The film shows how factory farming arose because of economic factors with consumers demanding lower prices. In a market economy, producers seek to supply whatever consumers ask for. But At the Fork also shows how many consumers are now demanding more ethically sourced meat and dairy products. One popular program that one may have observed at Whole Foods and other meat counters is the Global Animal Partnership 5 Step Animal Welfare Rating Program. This private certification program rates farming methods and gives a farm a Step 1 rating if it has “no cages, no crates, and no crowding” all the way a Step 5 if it has animal centered pasture farms.
The system has many parallels to private certification systems I have documented in my research. The London Stock Exchange, for example, was first created to give assurances to the public, and its members adopted as their motto “my word is my bond.” Similarly the New York Stock Exchange provided a Good Housekeeping Stamp of Approval that its listed firms were not “fly by night” operations. Whole Foods founder and CEO John Mackey states, “For the first time ever higher degrees of animal welfare are being rewarded in the marketplace, and that’s creating incentives for people to innovate and create this race to the top.”

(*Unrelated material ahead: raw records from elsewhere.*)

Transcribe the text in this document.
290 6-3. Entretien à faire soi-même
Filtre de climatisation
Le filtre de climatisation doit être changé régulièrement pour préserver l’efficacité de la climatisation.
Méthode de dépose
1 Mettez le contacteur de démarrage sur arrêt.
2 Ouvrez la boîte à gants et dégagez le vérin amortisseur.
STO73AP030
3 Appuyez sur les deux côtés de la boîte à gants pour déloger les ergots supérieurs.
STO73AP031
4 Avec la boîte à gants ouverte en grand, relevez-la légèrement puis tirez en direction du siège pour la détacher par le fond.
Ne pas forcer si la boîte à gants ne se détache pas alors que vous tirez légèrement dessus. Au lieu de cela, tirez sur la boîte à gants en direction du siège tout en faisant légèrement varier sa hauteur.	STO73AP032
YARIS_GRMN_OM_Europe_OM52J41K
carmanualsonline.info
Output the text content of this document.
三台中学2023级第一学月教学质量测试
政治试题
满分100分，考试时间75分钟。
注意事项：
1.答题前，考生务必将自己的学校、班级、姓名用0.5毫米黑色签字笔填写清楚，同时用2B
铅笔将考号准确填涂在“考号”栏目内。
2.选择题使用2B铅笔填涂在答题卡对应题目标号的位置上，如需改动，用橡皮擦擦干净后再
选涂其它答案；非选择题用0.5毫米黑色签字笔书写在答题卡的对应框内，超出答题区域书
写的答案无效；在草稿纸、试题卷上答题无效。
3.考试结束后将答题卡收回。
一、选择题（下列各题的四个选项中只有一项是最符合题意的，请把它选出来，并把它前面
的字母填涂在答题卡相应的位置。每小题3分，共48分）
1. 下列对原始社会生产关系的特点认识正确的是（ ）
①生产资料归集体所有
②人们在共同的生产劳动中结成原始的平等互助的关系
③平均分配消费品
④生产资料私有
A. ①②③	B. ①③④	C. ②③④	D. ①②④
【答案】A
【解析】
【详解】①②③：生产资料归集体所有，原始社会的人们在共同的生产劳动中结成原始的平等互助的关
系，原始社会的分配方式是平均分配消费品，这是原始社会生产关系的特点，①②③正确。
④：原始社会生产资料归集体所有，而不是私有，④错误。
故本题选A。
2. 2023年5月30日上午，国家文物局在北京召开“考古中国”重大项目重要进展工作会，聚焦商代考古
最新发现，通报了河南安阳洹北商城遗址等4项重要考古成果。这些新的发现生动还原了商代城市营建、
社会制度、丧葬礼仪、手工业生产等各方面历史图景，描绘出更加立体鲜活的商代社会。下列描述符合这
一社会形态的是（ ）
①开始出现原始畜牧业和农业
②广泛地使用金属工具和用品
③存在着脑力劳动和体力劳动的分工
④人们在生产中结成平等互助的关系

Although chains like Whole Foods are at the forefront of such movements, consumer demand is king at all price points. Temple Grandin states that most consumers dislike the idea of gestation crates when they are told about them, and at this point America’s largest pork producer, Smithfield, is phasing out the use of gestation crates, and McDonald’s, Burger King, and Wendy’s are phasing out purchasing pork from producers that use them. These are not exactly expensive food suppliers, but their actions show that greater awareness and demand from consumers can help improve animal welfare.
As an economist who usually spends time reading about financial markets and alcohol, I did not know how I would react to seeing At the Fork. I ended up finding the film very moving.
The film does not present anyone in a bad light, and many, including Temple Grandin, come off in a particularly good light. Grandin has been working for decades advising farms and slaughterhouses on how to be more comfortable and less stressful for animals. Grandin states, “Yes, I ethically justify eating meat, but we’ve got to give animals a good life, we’ve got to give them a life worth living.”
At the Fork is really a visual story that gets people to think about what could be abstract philosophical questions in different ways. It is also presented in an aesthetically attractive way. Even if you don’t change your mind, watch it and enjoy.